A atitude foi interpretada como uma revolta pelo fato da esposa Aline Nenami ter pedido a separação. Mas, o comerciante alega que se trancou no banheiro após discutir com a mãe, Cleusa Kasuko do Amaral, que queria devolver a menina para Aline após rápida visita.
O casal já estaria brigado há cerca de 50 dias. Mas, a esposa só deixou a residência onde moravam no dia 1º de maio e foi para a casa dos pais. No dia seguinte, ele recebeu a visita da menina levada por uma tia quando tudo aconteceu.
O comerciante está em uma das celas da delegacia com outros cinco presos.

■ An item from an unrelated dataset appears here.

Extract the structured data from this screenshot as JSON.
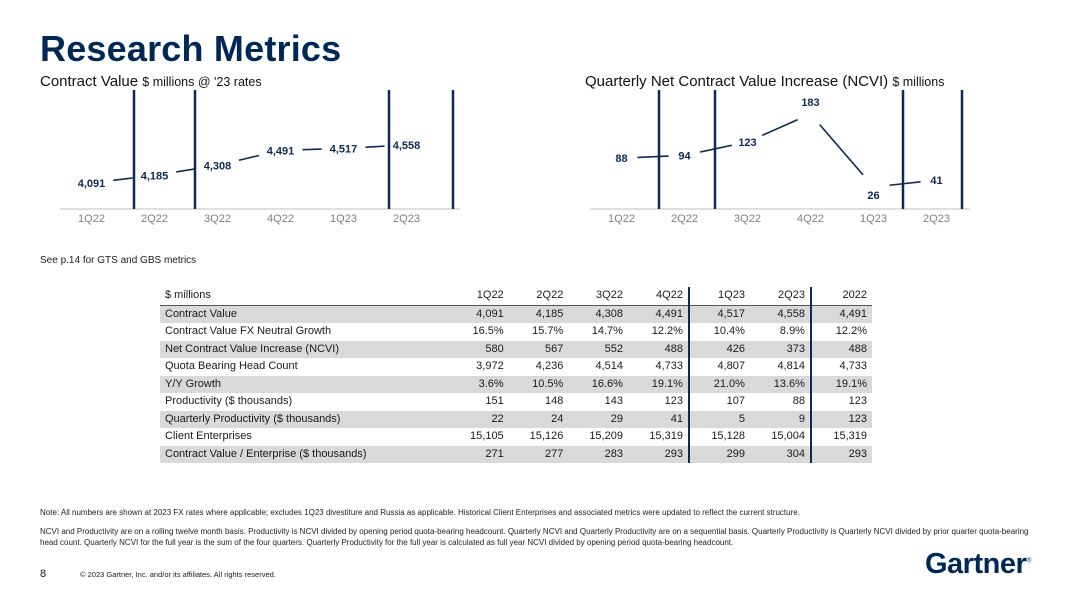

Desde a prisão recebeu apenas visita do padrasto e do advogado. O delegado Winston Ramão Albres Garcia conta que Luciano Akira aparenta tranqüilidade.
O crime
O crime movimentou a pacata Itaporã a 217 quilômetros de Campo Grande na tarde do último sábado. Por volta das 14 horas, o comerciante se trancou com a filha no banheiro na residência no cruzamento da Avenida João Batista Gomes com Rua São José.
Pouco tempo depois, o que se viu foi a aglomeração de viaturas das polícias Civil e Militar, Corpo de Bombeiros e populares em frente à residência. Houve deslocamento de policiais de Dourados que vieram para negociar a libertação da refém.
Luciano Akira só entregou a filha e deixou o banheiro pouco antes das 23 horas. Acompanhado do advogado seguiu para a delegacia onde foi autuado em flagrante.
Os policiais que atuaram no caso informaram ao Midiamax que não invadiram a casa por temer que o pai estivesse armado e cumprisse as ameaças.
A perícia passou o restante da noite verificando a residência e, conforme o delegado Winston Ramão, não foi encontrada arma alguma.
A versão
À polícia, o comerciante argumentou que não deixou o banheiro, pois ficou com medo dos policiais. “Ele viu lá fora policiais que não são da cidade, que ele não conhecia. Disse ter sentido medo e preferiu continuar no banheiro. Essa é a versão dele”, comenta o delegado.
No depoimento, ele disse que discutiu com a mãe e entrou no banheiro para impedir que ela lhe tomasse a criança. “Por que vai levar o neném agora? Ela acabou de chegar e está muito bem aqui”, teria argumentado.
Como a mãe não quis ceder, ele se trancou no banheiro dando início à situação que está sendo interpretada pela polícia como seqüestro e cárcere privado.
No banheiro, o comerciante alimentou a filha com leite e papinhas, deu-lhe água e trocou fraldas.
Luciano e Aline estavam casados há 10 anos. O casal tem dois filhos, a bebê de seis meses e um menino de oito anos.
Na noite em que saiu de casa, Aline discutiu com Luciano. Ela chegou a registrar um Boletim de Ocorrências contra ele por ameaça.
Depoimentos
Hoje, o delegado começa a ouvir as testemunhas. Serão intimados familiares que estiveram na residência na hora do acontecido. Devem ser ouvidos o padrasto do comerciante, a mãe, a esposa e outros.
A intenção é concluir as apurações dentro de 10 dias e remeter o material à Justiça. Se condenado pelo crime de cárcere privado, o comerciante pode ficar de 2 a 5 anos na cadeia.